Japan’s new justice minister, a veteran opponent of capital punishment, has ordered his staff to consider scrapping the death penalty.
“The time has come to look at the global situation and consider whether it is good to have this [death penalty] system,” said Satsuki Eda, who was named justice minister in a cabinet reshuffle last week.
A study group set up by the justice ministry would consider abolition under its review of capital punishment, said Mr Eda, who is the fourth person to serve as justice minister since the ruling Democratic party’s landmark general election win in September 2009.
Japanese campaigners against the death penalty suffered a setback last year when the DPJ’s first justice minister, Keiko Chiba, put aside her long-standing opposition to capital punishment and authorised the hanging of two murderers.
Mr Eda appears markedly more willing than Ms Chiba or her two successors to publicly question the use of capital punishment. In his first press conference last week Mr Eda described it as a “defective” punishment, highlighting the impossibility of undoing erroneous executions.
However, the weakness of the DPJ government and high levels of public support for the death penalty mean rapid action is unlikely.
Some human rights activists are concerned that notoriously conservative justice ministry bureaucrats will be able to dominate the review.
“Currently the study group is set up inside the Ministry of Justice, and this means it is likely to back the current practice,” said Makoto Teranaka, secretary-general of Amnesty International. Mr Teranaka was also disappointed that Mr Eda had not announced a moratorium on executions.

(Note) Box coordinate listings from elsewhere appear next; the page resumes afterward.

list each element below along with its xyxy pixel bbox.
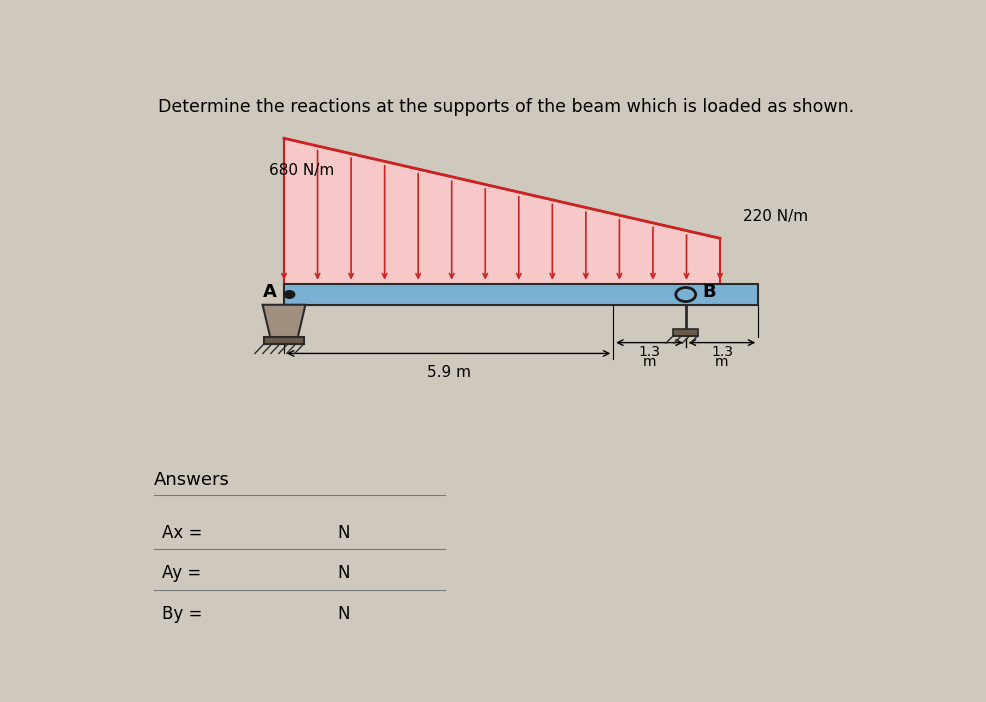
Text: N: N xyxy=(337,605,350,623)
Text: 1.3: 1.3 xyxy=(638,345,660,359)
Text: 680 N/m: 680 N/m xyxy=(268,164,333,178)
Text: m: m xyxy=(642,355,656,369)
Text: 5.9 m: 5.9 m xyxy=(426,365,470,380)
Circle shape xyxy=(284,291,295,298)
Text: B: B xyxy=(702,283,716,301)
Text: A: A xyxy=(262,283,276,301)
Text: m: m xyxy=(715,355,728,369)
Bar xyxy=(672,329,697,336)
Text: Determine the reactions at the supports of the beam which is loaded as shown.: Determine the reactions at the supports … xyxy=(158,98,853,116)
Text: 220 N/m: 220 N/m xyxy=(742,209,808,224)
Text: Answers: Answers xyxy=(154,471,230,489)
Text: N: N xyxy=(337,564,350,583)
Text: Ax =: Ax = xyxy=(162,524,202,542)
Bar xyxy=(264,337,304,344)
Text: By =: By = xyxy=(162,605,202,623)
Bar xyxy=(284,284,757,305)
Text: N: N xyxy=(337,524,350,542)
Text: 1.3: 1.3 xyxy=(710,345,733,359)
Text: Ay =: Ay = xyxy=(162,564,201,583)
Polygon shape xyxy=(284,138,720,284)
Polygon shape xyxy=(262,305,305,337)
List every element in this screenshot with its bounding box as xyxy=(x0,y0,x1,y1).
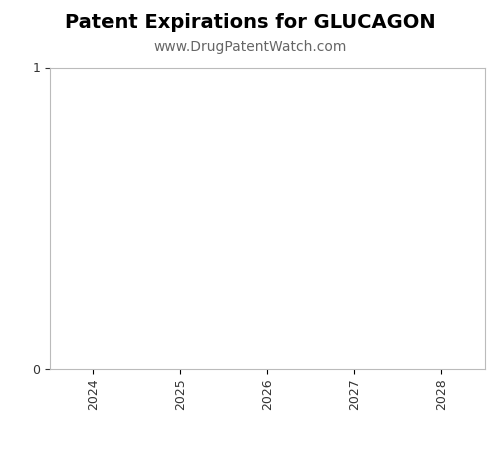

Even if the review stops short of recommending abolition, it could clear the way for changes to the secretive system under which prisoners are kept in near-isolation – sometimes for decades – with no way of knowing if it is their last day.
Amnesty has accused Japan of breaking its commitment to international standards by executing mentally ill prisoners and has protested against the restrictive regime under which it says condemned prisoners are not allowed to move around cells, apart from toilet visits.
The number of people sentenced to death in Japan fell to 14 last year from 20 in 2009, but the slow pace of executions means that the number of death row inmates has reached 111, the highest since 1949.